(1)Yeni Bir Hayat

420 39 7
                                    

İstila Günü: 34

Büyükçe yağan yağmur damlaları uzun kirpiklerimin üzerine düşerken bir yandan ormanın içinde yürüyüp diğer yandan yanımdaki nehrin sesini dinliyordum. Taki iç sesim içerden bana baskı uygulayana kadar.

Yalnızsın Sarah. Yapayanlız. Uçsuz bucaksız bir ormanda.

Lanet olsun iç sesim. Bi susamadın. İstiladan -uzaylı istilası- beri susmak bilmiyordu. Zaten tek yaptığı şey konuşmaktı.

İstila... Garip bi kelime değil mi? Ama daha garip olanı uzaylıların saldırması. Hiçbir şey yokken geldiler ve hadi savaşalım demiş gibi. "Dünya bizim olacak sizi cılız insanlar!"  Ağızlarına ıslak odunla patlatasım geliyor. Silahım da var da mermi harcamak yerine yerden bi odun alıp vurmak daha cazip. Hem yağmurdan da ıslanmış. Lanet olası dünya dışı varlıklar bütün insanlığı katletmek istiyordu. Kate'i, Logan'ı, annemi, babamı ve kardeşimi. Annemi ve babamı halletmişlerdi. Diğerleri hakkında hiçbir fikrim yok. Aslında başka hiçbir insan görmedim. Yani gördüm de istiladan sonra tek gördüğüm... Yıkıntıydı. Cesetlerdi. Delik deşik olmuş duvarlardı. Bağrışmalar, çığlıklar... Dediğim gibi her şey bir anda oldu.
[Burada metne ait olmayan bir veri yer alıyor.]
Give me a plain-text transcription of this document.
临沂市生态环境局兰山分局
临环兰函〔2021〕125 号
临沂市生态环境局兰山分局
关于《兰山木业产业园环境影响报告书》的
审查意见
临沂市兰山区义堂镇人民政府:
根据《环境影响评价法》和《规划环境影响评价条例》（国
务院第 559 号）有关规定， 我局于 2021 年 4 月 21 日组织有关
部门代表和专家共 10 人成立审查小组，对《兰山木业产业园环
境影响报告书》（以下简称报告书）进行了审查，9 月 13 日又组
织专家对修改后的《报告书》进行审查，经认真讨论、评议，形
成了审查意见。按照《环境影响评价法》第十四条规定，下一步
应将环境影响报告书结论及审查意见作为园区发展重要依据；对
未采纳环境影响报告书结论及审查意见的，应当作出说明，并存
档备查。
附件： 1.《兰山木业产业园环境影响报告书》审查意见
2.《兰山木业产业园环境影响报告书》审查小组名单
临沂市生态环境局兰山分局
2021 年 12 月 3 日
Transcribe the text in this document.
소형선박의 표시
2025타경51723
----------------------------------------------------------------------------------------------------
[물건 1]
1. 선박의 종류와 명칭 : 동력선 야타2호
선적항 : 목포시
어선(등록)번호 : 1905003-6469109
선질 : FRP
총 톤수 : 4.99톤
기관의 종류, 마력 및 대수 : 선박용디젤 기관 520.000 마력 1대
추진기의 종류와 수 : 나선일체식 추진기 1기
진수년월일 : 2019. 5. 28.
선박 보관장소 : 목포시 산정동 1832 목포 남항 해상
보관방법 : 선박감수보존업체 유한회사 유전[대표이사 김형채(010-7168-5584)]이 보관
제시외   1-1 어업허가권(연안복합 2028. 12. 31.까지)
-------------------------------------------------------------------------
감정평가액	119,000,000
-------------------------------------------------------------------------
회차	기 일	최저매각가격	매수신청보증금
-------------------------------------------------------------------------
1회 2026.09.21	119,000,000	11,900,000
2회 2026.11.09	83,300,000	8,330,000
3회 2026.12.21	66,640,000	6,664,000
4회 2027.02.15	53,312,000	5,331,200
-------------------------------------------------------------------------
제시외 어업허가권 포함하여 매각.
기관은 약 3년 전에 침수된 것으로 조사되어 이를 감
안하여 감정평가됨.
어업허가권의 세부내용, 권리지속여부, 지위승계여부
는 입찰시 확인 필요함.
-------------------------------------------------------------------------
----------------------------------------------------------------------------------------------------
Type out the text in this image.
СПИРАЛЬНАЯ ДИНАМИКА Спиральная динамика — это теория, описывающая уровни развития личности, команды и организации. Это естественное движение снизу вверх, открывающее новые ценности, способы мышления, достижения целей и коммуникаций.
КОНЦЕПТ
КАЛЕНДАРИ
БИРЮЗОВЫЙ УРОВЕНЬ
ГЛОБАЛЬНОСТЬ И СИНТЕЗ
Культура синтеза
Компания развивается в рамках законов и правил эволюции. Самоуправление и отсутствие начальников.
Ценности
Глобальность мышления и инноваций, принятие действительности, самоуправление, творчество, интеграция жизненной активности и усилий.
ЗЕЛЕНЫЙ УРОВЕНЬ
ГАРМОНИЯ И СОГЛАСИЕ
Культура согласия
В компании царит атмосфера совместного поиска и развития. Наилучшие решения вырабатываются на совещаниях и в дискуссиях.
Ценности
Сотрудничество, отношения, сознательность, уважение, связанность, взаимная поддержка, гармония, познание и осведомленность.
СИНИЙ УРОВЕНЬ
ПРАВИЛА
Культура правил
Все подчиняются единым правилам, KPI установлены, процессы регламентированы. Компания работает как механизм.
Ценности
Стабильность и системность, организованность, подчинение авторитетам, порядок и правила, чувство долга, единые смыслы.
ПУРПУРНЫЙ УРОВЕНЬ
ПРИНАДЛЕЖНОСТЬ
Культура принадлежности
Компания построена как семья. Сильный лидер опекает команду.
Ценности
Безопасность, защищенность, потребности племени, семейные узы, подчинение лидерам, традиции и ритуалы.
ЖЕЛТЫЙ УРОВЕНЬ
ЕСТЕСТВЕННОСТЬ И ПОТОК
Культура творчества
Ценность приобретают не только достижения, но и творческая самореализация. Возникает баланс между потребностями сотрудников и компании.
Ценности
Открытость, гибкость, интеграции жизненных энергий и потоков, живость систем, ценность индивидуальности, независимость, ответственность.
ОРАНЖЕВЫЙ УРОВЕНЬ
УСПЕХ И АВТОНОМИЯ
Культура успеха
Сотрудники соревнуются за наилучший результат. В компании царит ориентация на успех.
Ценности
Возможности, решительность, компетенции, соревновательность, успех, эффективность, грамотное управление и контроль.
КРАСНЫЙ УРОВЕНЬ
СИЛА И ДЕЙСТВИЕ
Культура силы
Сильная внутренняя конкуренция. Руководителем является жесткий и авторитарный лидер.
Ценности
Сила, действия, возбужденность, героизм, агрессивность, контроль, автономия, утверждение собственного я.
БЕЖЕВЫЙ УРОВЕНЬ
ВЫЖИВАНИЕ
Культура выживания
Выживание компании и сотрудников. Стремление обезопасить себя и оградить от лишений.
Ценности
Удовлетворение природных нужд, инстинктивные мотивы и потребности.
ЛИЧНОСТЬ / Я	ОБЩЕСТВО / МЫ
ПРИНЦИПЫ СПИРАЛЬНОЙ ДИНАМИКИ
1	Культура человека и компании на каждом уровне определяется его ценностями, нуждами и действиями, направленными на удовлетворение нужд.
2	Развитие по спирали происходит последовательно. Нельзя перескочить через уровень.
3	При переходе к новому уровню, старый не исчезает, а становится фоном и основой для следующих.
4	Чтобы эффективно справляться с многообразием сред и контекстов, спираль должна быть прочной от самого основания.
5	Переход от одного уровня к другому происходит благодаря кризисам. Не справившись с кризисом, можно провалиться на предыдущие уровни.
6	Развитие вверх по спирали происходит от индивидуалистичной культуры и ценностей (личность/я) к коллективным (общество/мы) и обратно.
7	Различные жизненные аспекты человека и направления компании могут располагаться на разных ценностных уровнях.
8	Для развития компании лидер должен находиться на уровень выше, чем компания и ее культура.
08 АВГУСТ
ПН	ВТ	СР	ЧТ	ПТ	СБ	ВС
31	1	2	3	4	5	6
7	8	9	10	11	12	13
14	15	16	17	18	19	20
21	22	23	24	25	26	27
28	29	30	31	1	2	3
Bu arada yağmur dindi. İlkbahar yağmurlarının arkasında bıraktığı eşsiz kokuya bayılıyordum. Toprak kokusu. Otoyollar, köyler hep kan kokuyordu. Bu yüzden toprak kokusu beni rahatlatıyordu.

Yaklaşık 2 kilometre yürüdüm. Sonunda biraz soluklanmaya karar verdim. Nehire yaklaştım. Eski trekking çantamdan konserve fasulye çıkardım. Boş su şişelerini aldım ve doldurmaya gittim. Suya eğildiğimde yüzümün çamurlandığını farkettim. Hemen yıkadım. Çamura dayanamıyordum yani nasıl çamur banyosuna girebiliyolar ki?!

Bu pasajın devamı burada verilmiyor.